What Would Dolly Do?

Every January, the Tennessee Legislature reconvenes with a flurry of excitement and anticipation. But government isn’t supposed to be exciting; it’s supposed to be practical.

That’s why I keep an eye on the periodic “state roundup” newsletters from tax and economic policy watchdogs. They read like a triage report: an $83 million school-district hole in Alaska, an $850 million shortfall in Colorado, a new wealth-tax fight in California, or a utility seeking property-tax relief in Louisiana to finance major infrastructure. And if you live in Tennessee, you may notice something else: we’re rarely on that list.

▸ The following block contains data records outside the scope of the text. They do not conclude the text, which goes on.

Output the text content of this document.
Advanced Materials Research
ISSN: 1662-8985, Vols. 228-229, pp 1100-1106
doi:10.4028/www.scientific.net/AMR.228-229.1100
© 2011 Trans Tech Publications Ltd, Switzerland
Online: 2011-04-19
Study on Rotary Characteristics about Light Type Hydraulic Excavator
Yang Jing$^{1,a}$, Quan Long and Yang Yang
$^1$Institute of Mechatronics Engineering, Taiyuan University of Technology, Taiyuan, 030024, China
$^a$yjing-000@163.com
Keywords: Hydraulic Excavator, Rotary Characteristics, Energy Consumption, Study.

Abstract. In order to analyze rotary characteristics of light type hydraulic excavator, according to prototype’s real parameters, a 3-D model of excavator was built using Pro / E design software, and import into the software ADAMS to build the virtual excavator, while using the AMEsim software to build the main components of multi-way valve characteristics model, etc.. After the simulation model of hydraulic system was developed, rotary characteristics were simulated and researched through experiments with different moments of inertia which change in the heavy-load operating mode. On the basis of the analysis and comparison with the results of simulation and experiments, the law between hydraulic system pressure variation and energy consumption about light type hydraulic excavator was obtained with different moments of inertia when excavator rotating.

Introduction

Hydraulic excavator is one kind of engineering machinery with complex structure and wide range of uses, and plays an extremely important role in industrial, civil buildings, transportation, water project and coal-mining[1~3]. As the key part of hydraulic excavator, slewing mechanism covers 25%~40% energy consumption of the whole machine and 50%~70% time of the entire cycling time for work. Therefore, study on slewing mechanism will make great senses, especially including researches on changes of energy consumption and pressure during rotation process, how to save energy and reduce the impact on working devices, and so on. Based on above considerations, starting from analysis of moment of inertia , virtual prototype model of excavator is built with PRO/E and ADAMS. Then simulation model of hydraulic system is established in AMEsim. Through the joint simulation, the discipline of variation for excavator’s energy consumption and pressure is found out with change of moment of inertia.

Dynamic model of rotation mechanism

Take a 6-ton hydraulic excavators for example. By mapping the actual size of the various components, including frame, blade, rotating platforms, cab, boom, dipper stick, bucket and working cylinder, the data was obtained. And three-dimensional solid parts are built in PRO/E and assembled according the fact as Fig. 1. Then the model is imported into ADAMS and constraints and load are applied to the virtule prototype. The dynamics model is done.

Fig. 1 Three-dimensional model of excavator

What’s striking is that fiscal stress doesn’t just show up in smaller or weaker economies. Ten states are routinely flagged on “tight budget” watchlists: California, Colorado, Idaho, Illinois, Maryland, Nebraska, New Jersey, New York, Pennsylvania, and Washington. Many of these are economic powerhouses. So why do they keep popping up?

Because budgets care more about fundamentals than headlines: what you take in, what you promise to spend year after year, and whether you’ve left yourself any margin when times turn.

Scripture treats money as a stewardship issue. Wisdom says plan ahead and keep something in reserve–like Joseph preparing for the famine. It also teaches personal responsibility and diligence, while calling us to be generous to those in genuine need. The balance is simple: don’t live without restraint, don’t shift the consequences of poor choices onto others, and don’t harden your heart when your neighbor truly needs help.

Here’s where I like to apply a simple Tennessee test: “What would Dolly do?” It’s good old mountain common sense: love your neighbor, give back to your community, work hard, and don’t let circumstances define you. In plain terms: keep your word, take responsibility, and save a little for the seasons when life gets tight.

That mix of compassion and practicality translates well to how a state should run its finances.

First, don’t spend money you don’t have. Tennessee’s constitution requires the numbers to balance each year. That doesn’t eliminate risk, but it does reduce the temptation to ignore problems with wishful thinking and temporary fixes. In places where budgets are held together with optimistic assumptions, the headlines eventually catch up. Tennessee’s approach pushes decisions earlier, which usually means fewer surprises later.

Second, keep something “put back.” In household terms, that’s the rainy-day fund. It isn’t glamorous, and it doesn’t satisfy every worthy request in the moment. But it matters most when times turn. A healthy cushion gives leaders choices: adjust gradually, protect core services, and avoid the whiplash of last-minute cuts or frantic revenue grabs.

Third, steadiness builds trust—and trust has value. When lenders and rating agencies see a history of balanced budgets and healthy reserves, a state earns a reputation for dependability. That reputation doesn’t solve every problem, but it does make it easier—and often cheaper—to finance big needs when the time comes.

But “What would Dolly do?” isn’t only about thrift. It’s also about generosity with purpose. Dolly didn’t just talk about caring for people; she built programs that opened doors, especially for kids. That’s an important reminder for government. The state can’t fix every social problem, and it shouldn’t pretend it can. But it can do the basics well—safe communities, strong schools, reliable roads—and make sure hard work has a fair shot at paying off.

So, Tennessee, in a world that rewards blending in with the crowd and keeping up with the Joneses, be Dolly instead.